Am I? she asked herself next, as she massaged a night cream into her skin. Making all the running?

No, look here, he keeps suggesting things,
he’s
the one who keeps pushing us onwards and upwards.

She grimaced at her choice of words, then she thought, with a frown, yes, he does, but he’s also the one who holds back. Why? Is there a sort of no-go zone around him or is it only my imagination? Why would that be, though, if it was so? Am I still a rather ridiculous little rich girl to him?

Am I being observed like some sort of scientific phenomenon he hasn’t experienced before? Or is this stop/start approach meant to entice me on?

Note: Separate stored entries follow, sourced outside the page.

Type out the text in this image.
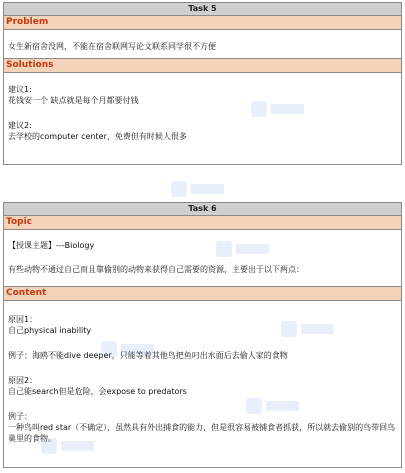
Task 5
Problem
女生新宿舍没网，不能在宿舍联网写论文联系同学很不方便
Solutions
建议1:
花钱安一个 缺点就是每个月都要付钱
建议2:
去学校的computer center，免费但有时候人很多
Task 6
Topic
【授课主题】---Biology
有些动物不通过自己而且靠偷别的动物来获得自己需要的资源，主要出于以下两点：
Content
原因1：
自己physical inability
例子：海鸥不能dive deeper，只能等着其他鸟把鱼叼出水面后去偷人家的食物
原因2：
自己能search但是危险，会expose to predators
例子：
一种鸟叫red star（不确定），虽然具有外出捕食的能力，但是很容易被捕食者抓获，所以就去偷别的鸟带回鸟巢里的食物。
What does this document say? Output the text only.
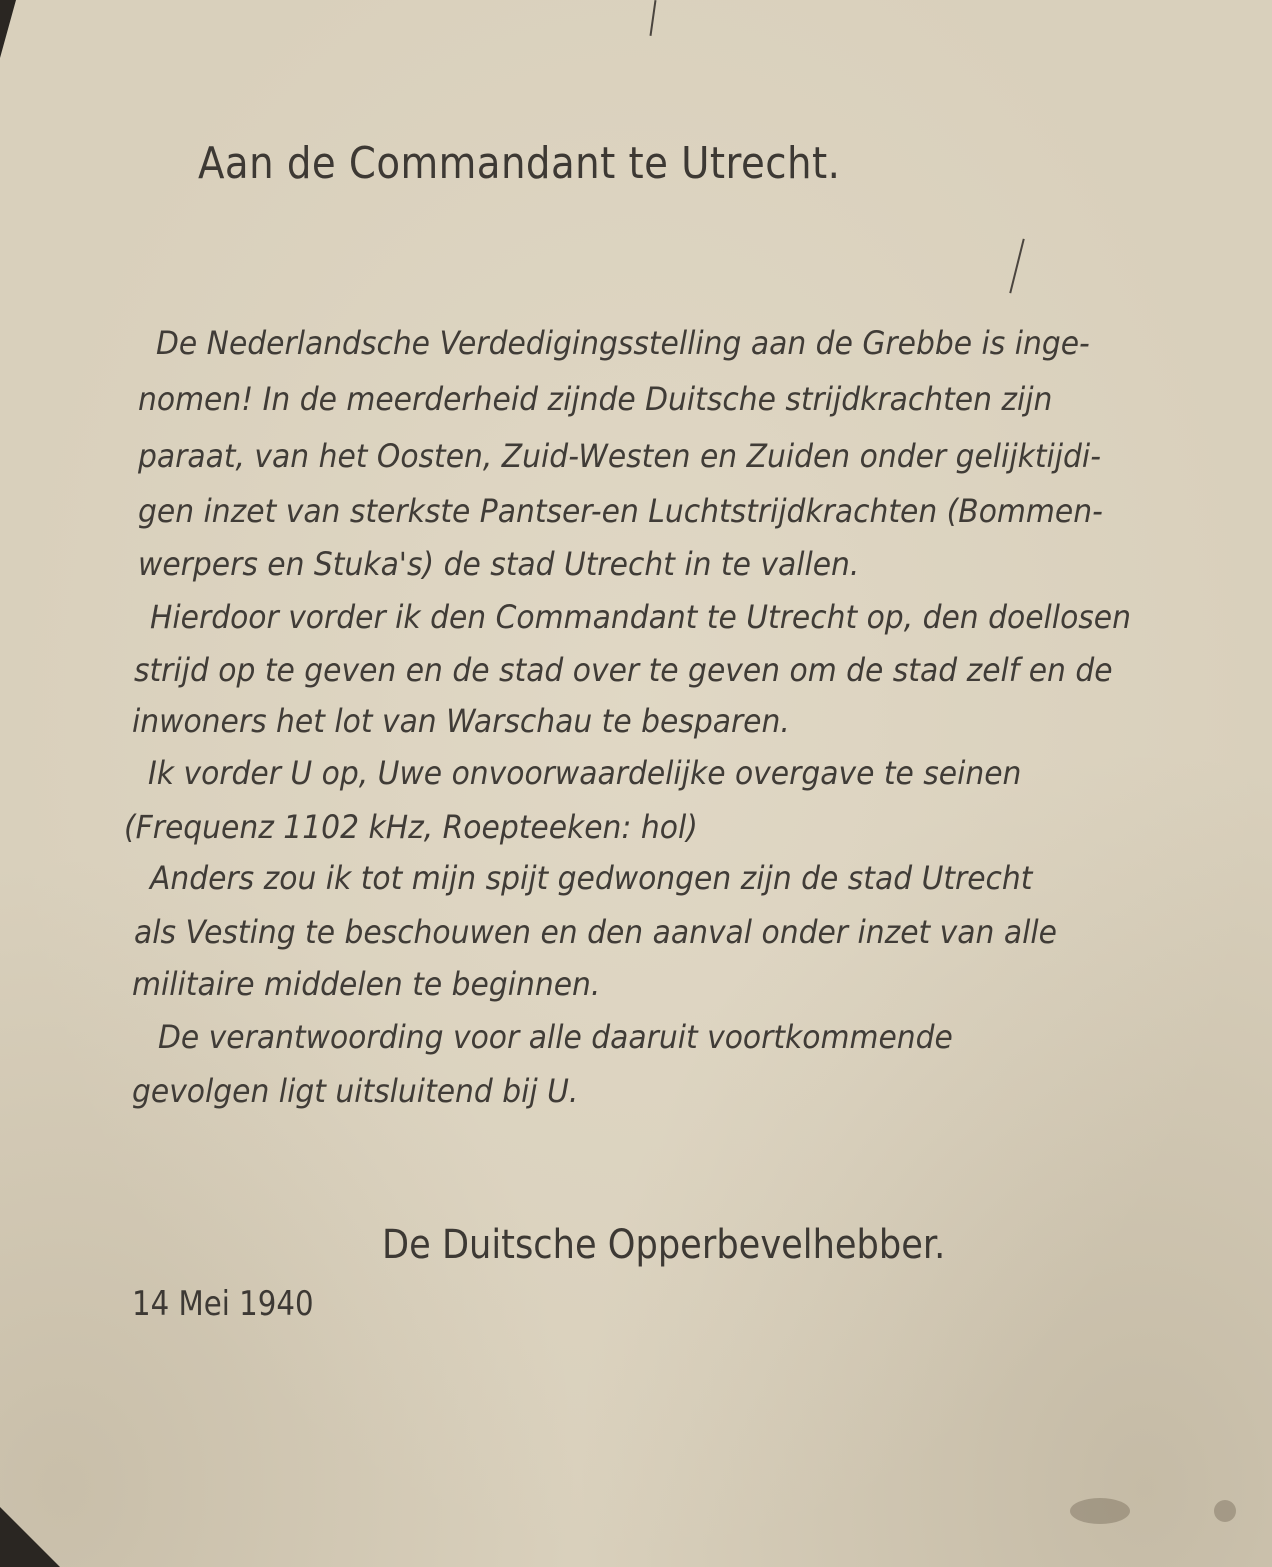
Aan de Commandant te Utrecht.
De Nederlandsche Verdedigingsstelling aan de Grebbe is inge-
nomen! In de meerderheid zijnde Duitsche strijdkrachten zijn
paraat, van het Oosten, Zuid-Westen en Zuiden onder gelijktijdi-
gen inzet van sterkste Pantser-en Luchtstrijdkrachten (Bommen-
werpers en Stuka's) de stad Utrecht in te vallen.
Hierdoor vorder ik den Commandant te Utrecht op, den doellosen
strijd op te geven en de stad over te geven om de stad zelf en de
inwoners het lot van Warschau te besparen.
Ik vorder U op, Uwe onvoorwaardelijke overgave te seinen
(Frequenz 1102 kHz, Roepteeken: hol)
Anders zou ik tot mijn spijt gedwongen zijn de stad Utrecht
als Vesting te beschouwen en den aanval onder inzet van alle
militaire middelen te beginnen.
De verantwoording voor alle daaruit voortkommende
gevolgen ligt uitsluitend bij U.
De Duitsche Opperbevelhebber.
14 Mei 1940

She put the tub of night cream with its gold top down with a little thump as a flash of annoyance at the thought claimed her, and she got up and roamed around the room.

Finally she got into bed and turned the light off but
her thoughts took another direction, one not greatly removed, however.

Should she call it off?

Should she pull a really arrogant, if not necessarily rich, stunt and simply not turn up tomorrow?

Or, even better, have a message delivered to him as he waited for her, to the effect that she’d decided she had better things to do …

She sat up suddenly as it struck her—forcibly—that it had only been two days—she’d only known Reith Richardson for two days! How could she be going through this level of turmoil for a man she barely knew?

She lay back and commanded herself to breathe slowly and calmly but it didn’t work in helping her to fall asleep.